The pandemic exposed and worsened many inequities for women, transgender, and non-binary people, including in academia. But higher education and other institutions may be able to learn from New York City’s gender equity legislation in recent years, say the authors of a new study from the John Jay College of Criminal Justice for NYC's Commission on Gender Equity (CGE).
“Working with those who are doing the doing—and incorporating learnings into academia—is so important and not done enough in our opinion,” said Dr. Nicole M. Elias, an associate professor in the department of public management at John Jay College as well as co-author of the study.
Titled “Advancing Gender Equity through Legislation: A Compilation of Laws passed from 2014 - 2020," the study broke down New York City legislation into three areas that traditionally disadvantage non-male genders: economic mobility and opportunity, health and reproductive justice, and safety.
“One of the things that CGE had noticed before we did this report was that all of this legislation wasn’t in one place and easily accessible to people,” said Dr. Maria D’Agostino, a professor of public administration at John Jay College and the study's co-author. “And then during COVID, lots of gender issues were made worse, such as gender-based violence, so it became even more important for New Yorkers to know their rights.”
Elias and D’Agostino are founding co-directors of the Initiative for Gender Equity in the Public Sector (IGEPS), which conducted the study.
For New Yorkers, this study’s timing may be especially noteworthy as Kathy Hochul recently became the first female governor of New York state after former governor Andrew Cuomo resigned following allegations of sexual misconduct. The scandal highlighted the sexual assault and harassment that many women, transgender, and non-binary people continue to face in the workplace.
“Our partnership with IGEPS helped CGE achieve one of its key goals—to ensure that New Yorkers can readily access information on the gender equity gains made since 2014,” said Jacqueline M. Ebanks, executive director of CGE.
One key gender equity gain from the IGEPS study was a 2017 New York City law requiring agencies designated by the mayor to survey everyone whom the agency serves on their sexual orientation and gender identity.

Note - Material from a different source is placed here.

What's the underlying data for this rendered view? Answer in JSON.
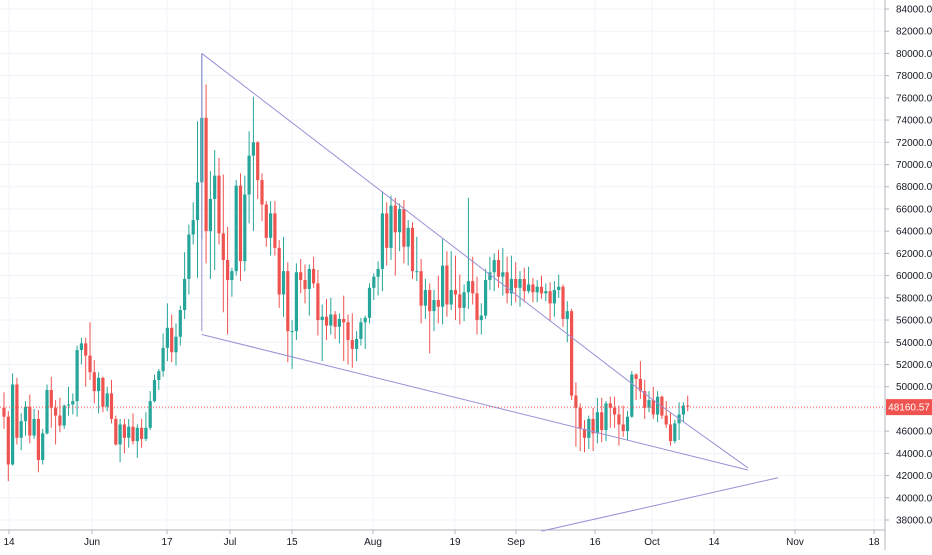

Each agency for the first time must gather this demographic information, create a report summarizing the data, and regularly review their data collection process.
“This study reveals how much goes on at the local level. And how committed administrators, legislators, and nonprofit professionals are to this work,” said Elias. “This commitment is not confined to just one aspect of city government. It’s not only within CGE. It’s intertwined with several agencies, especially for data collection.”
Elias and D’Agostino stressed, for instance, that gathering information on sexual orientation and gender identity matters to better address challenges marginalized groups face. New York City identity documents have also started to move away from only offering Male / Female gender markers to also recognizing non-binary and gender non-conforming people. More city documents ask for gender pronoun information as well.
“It might not seem like a big deal to simply add an “X” to the “M” and “F” markers, but it is a big deal when it comes to the way that bureaucratic systems are set up to deal with identity,” said Elias. “In New York City, to add not only the ‘X’ marker but the gender pronoun question means a whole part of the LGBTQ+ community can be more recognized and accepted through formal processes of government.”
D’Agostino also noted some students worked with the authors on the report as part of experiential learning and encouraging partnerships between academia and the public sector.
“So not only was the work of CGE informing our research, but we were training a whole new generation of public sector workers,” she said. “Students were gaining insights into all these laws, what language to use, and how to bring a gender lens to policy. Academia has a lot to learn from the public sector and vice versa.”
Regarding what higher education can take away from the study, Elias added that much of the report can serve as a model for policies and programs to create more gender-equitable institutions.
“Colleges and universities can replicate what New York City is doing, such as with sexual harassment reporting or gender pronoun data collection,” she said. “They can especially take a page from the public sector’s book on stronger accountability structures for reporting sexual harassment, how to make a culture of reporting much more acceptable.”
Elias noted recent reports of universities dismissing or even threatening to punish students for reporting sexual harassment or assault:
“When we see things like that going on in academia and compare it to what’s put forth in this legislation, there’s a big gap,
For example, pointing to city laws on gender equity that reach across agencies, D’Agostino said that higher education’s accountability work must stretch beyond silos in a system that, like local government, is often decentralized.
“Another big takeaway of this study is the more information, the better,” said Elias. “When you have the data, you can point to a problem and work toward a stronger solution to it.”
D’Agostino and Elias encouraged fellow faculty to reach out to local government agencies and their communities to collaborate on research projects. For future studies on gender equity and public policy, they said that they wish to see how other localities beyond New York City are also trying to address gender equity.
“Two other questions come out of this report for next steps,” said Elias. “How do we assess the impact of these laws? And beyond a quantitative measure, how does this work truly impact the lived experiences of New Yorkers? For individuals just trying to navigate their gender identities, what does this legislation mean to them? We can’t lose sight of that human aspect.”